- The Washington Times - Saturday, June 5, 2004

My father once cautioned me never to write or otherwise record anything I wouldn’t want printed on Page One of a newspaper or played on a radio station no matter how small the circulation or low the wattage. It is sound advice numbers of government officials seem never to learn, probably because of the tug of historic immortality.

In 1973, at the height of his Watergate problems and a war that looked as though it might never end, Richard Nixon was apparently too drunk one evening to take a telephone call about Vietnam from British Prime Minister Edward Heath, according to recently released transcripts. These records have become the talk of this town, where periodically resurrecting the late president for yet another application of tar and feathers has become nearly a pastime.

Well, if Nixon were “loaded” — as described by his national security adviser, Henry Kissinger, in the transcripts of Mr. Kissinger’s official telephone conversations between 1969 and 1974 — one can hardly blame him. In fact, it is a miracle he was ever sober as he watched his life crumble into disgrace over a stupid break-in he helped cover up.

Nixon’s penchant for profane invective and off-the-wall comments about nuking Capitol Hill (an idea that more than one president probably has entertained) and other extreme measures against his tormentors were regarded by his staff as merely “unwinding.” They have been documented ad nauseam in his own voice in the Oval Office tapings that contributed so mightily to his downfall. Yet there always seems to be some new, titillating revelation to command the attention of the national media and those historians who have spent the last 30 years since Nixon’s resignation seeking further evidence he really was the devil.

The latest disclosures actually reveal more about those around the star-crossed president than they add to the body of “holy cowisms” about Nixon personally. What they certify is that Mr. Kissinger was as devious a practitioner of power politics as many have charged. The transcripts, which Mr. Kissinger sought to have withheld until five years after his death (he was overruled in a legal action), reveal him telling the president one thing to his face while saying and doing quite another behind his back on more than one occasion.

In the midst of the Watergate problem, Mr. Kissinger even telephoned Katharine Graham, a leading Nixon antagonist whose newspaper, The Washington Post, was leading the inquiry into the scandal, to invite her to lunch, cautioning her, however, not to tell her reporters, because if his “leader” found out, Mr. Kissinger would be looking for a new job.

The growing unhappiness with the commander in chief doesn’t seem so surprising when one considers Mr. Kissinger and others around the beleaguered Nixon were trying to juggle their domestic- and foreign-policy responsibilities while dealing with a president increasingly distracted by the Watergate investigation. Some of the conversations make it clear not only was Mr. Kissinger becoming uneasy about Nixon’s mental state, but so was Kissinger deputy and later White House chief of staff Alexander Haig.

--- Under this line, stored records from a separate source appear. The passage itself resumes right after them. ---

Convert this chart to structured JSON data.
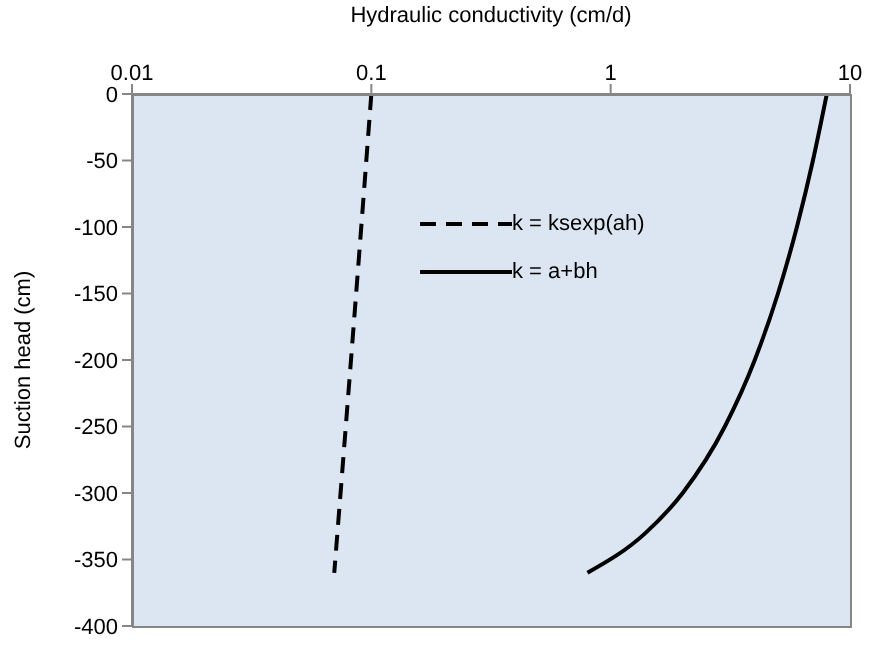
{
  "chart_data": {
    "type": "line",
    "xlabel": "Hydraulic conductivity (cm/d)",
    "ylabel": "Suction head (cm)",
    "log": "x",
    "xlim": [
      0.01,
      10
    ],
    "xticks": [
      0.01,
      0.1,
      1,
      10
    ],
    "ylim": [
      -400,
      0
    ],
    "yticks": [
      -400,
      -350,
      -300,
      -250,
      -200,
      -150,
      -100,
      -50,
      0
    ],
    "grid": false,
    "legend": "top",
    "marker": "none",
    "series": [
      {
        "name": "k = ksexp(ah)",
        "color": "#000000",
        "line_style": "dashed",
        "x": [
          0.1,
          0.089,
          0.079,
          0.07
        ],
        "values": [
          0,
          -120,
          -240,
          -360
        ]
      },
      {
        "name": "k = a+bh",
        "color": "#000000",
        "line_style": "solid",
        "x": [
          8,
          7,
          6,
          5,
          4,
          3,
          2,
          1.4,
          0.8
        ],
        "values": [
          0,
          -50,
          -100,
          -150,
          -200,
          -250,
          -300,
          -330,
          -360
        ]
      }
    ]
  }
}
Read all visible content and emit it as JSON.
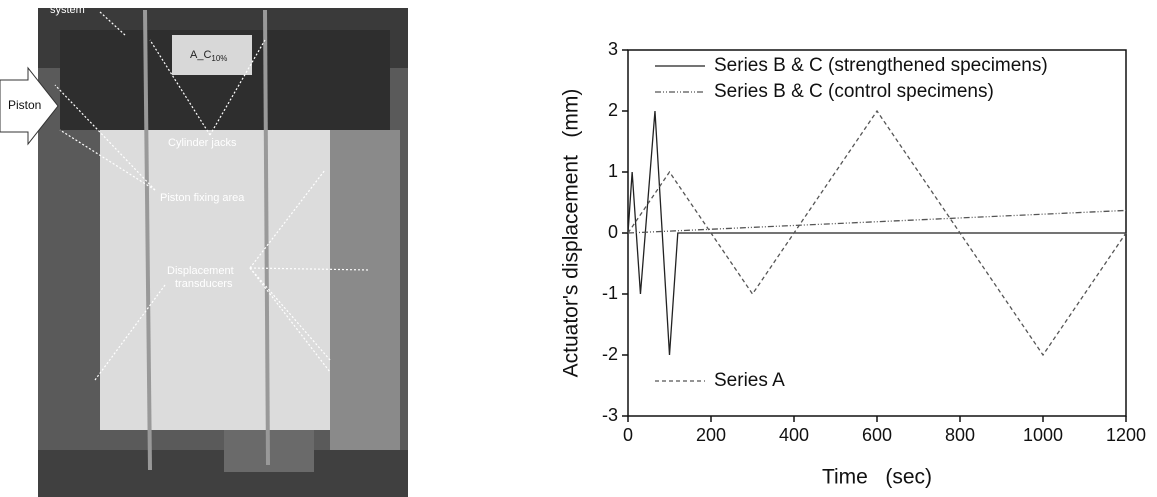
{
  "photo": {
    "labels": {
      "system": "system",
      "specimen": "A_C",
      "specimen_sub": "10%",
      "piston": "Piston",
      "jacks": "Cylinder jacks",
      "fixing": "Piston fixing area",
      "transducers": [
        "Displacement",
        "transducers"
      ]
    }
  },
  "chart_data": {
    "type": "line",
    "xlabel": "Time   (sec)",
    "ylabel": "Actuator's displacement   (mm)",
    "xlim": [
      0,
      1200
    ],
    "xticks": [
      0,
      200,
      400,
      600,
      800,
      1000,
      1200
    ],
    "ylim": [
      -3,
      3
    ],
    "yticks": [
      -3,
      -2,
      -1,
      0,
      1,
      2,
      3
    ],
    "series": [
      {
        "name": "Series B & C (strengthened specimens)",
        "color": "#222222",
        "dash": "none",
        "x": [
          0,
          10,
          30,
          65,
          100,
          120,
          1200
        ],
        "values": [
          0,
          1,
          -1,
          2,
          -2,
          0,
          0
        ]
      },
      {
        "name": "Series B & C (control specimens)",
        "color": "#555555",
        "dash": "6 2 1 2 1 2",
        "x": [
          0,
          1200
        ],
        "values": [
          0,
          0.37
        ]
      },
      {
        "name": "Series A",
        "color": "#555555",
        "dash": "4 3",
        "x": [
          0,
          100,
          300,
          600,
          1000,
          1200
        ],
        "values": [
          0,
          1,
          -1,
          2,
          -2,
          0
        ]
      }
    ]
  }
}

After Nixon fired Watergate special prosecutor Archibald Cox in an episode immediately dubbed the “Saturday night massacre,” Mr. Kissinger complained privately about the decision to Defense Secretary Melvin Laird, but sought to assuage Nixon personally by telling him Attorney General Elliot Richardson had stabbed the president in the back.

The transcripts are valuable in as much as they redefine the historic perspective of those turbulent times. They clearly indicate contradictions to Mr. Kissinger’s claims, for instance, about America’s role in furthering a coup in Chile that overthrew the leftist regime of Salvador Allende. Mr. Kissinger has contended that the United States had nothing to do with it, but in the transcripts he tells Nixon that they had helped create an atmosphere conducive to the takeover.

It is always amazing that the most sensitive conversations get recorded or transcribed for posterity, causing all sorts of problems for those who survive their release.

The Nixon tapes brought down a presidency. The tapes of Lyndon Johnson’s Oval Office conversations have not added much luster to an administration that already was tarnished by Vietnam. While one can argue legitimately that history needs to be able to examine the intimate details of the daily life of a president and his staff, when taken out of context, the picture they present is frequently distorted.

These are human beings, after all, with all the frailties and insecurities and frustrations that implies. The things they say, although sometimes fascinating, should always be regarded with that understanding. As Mr. Haig told Mr. Kissinger when Mr. Kissinger worried about the “nuking” comment, it shouldn’t be taken too seriously. The president was just “unwinding.”

Dan K. Thomasson is former editor of the Scripps Howard News Service.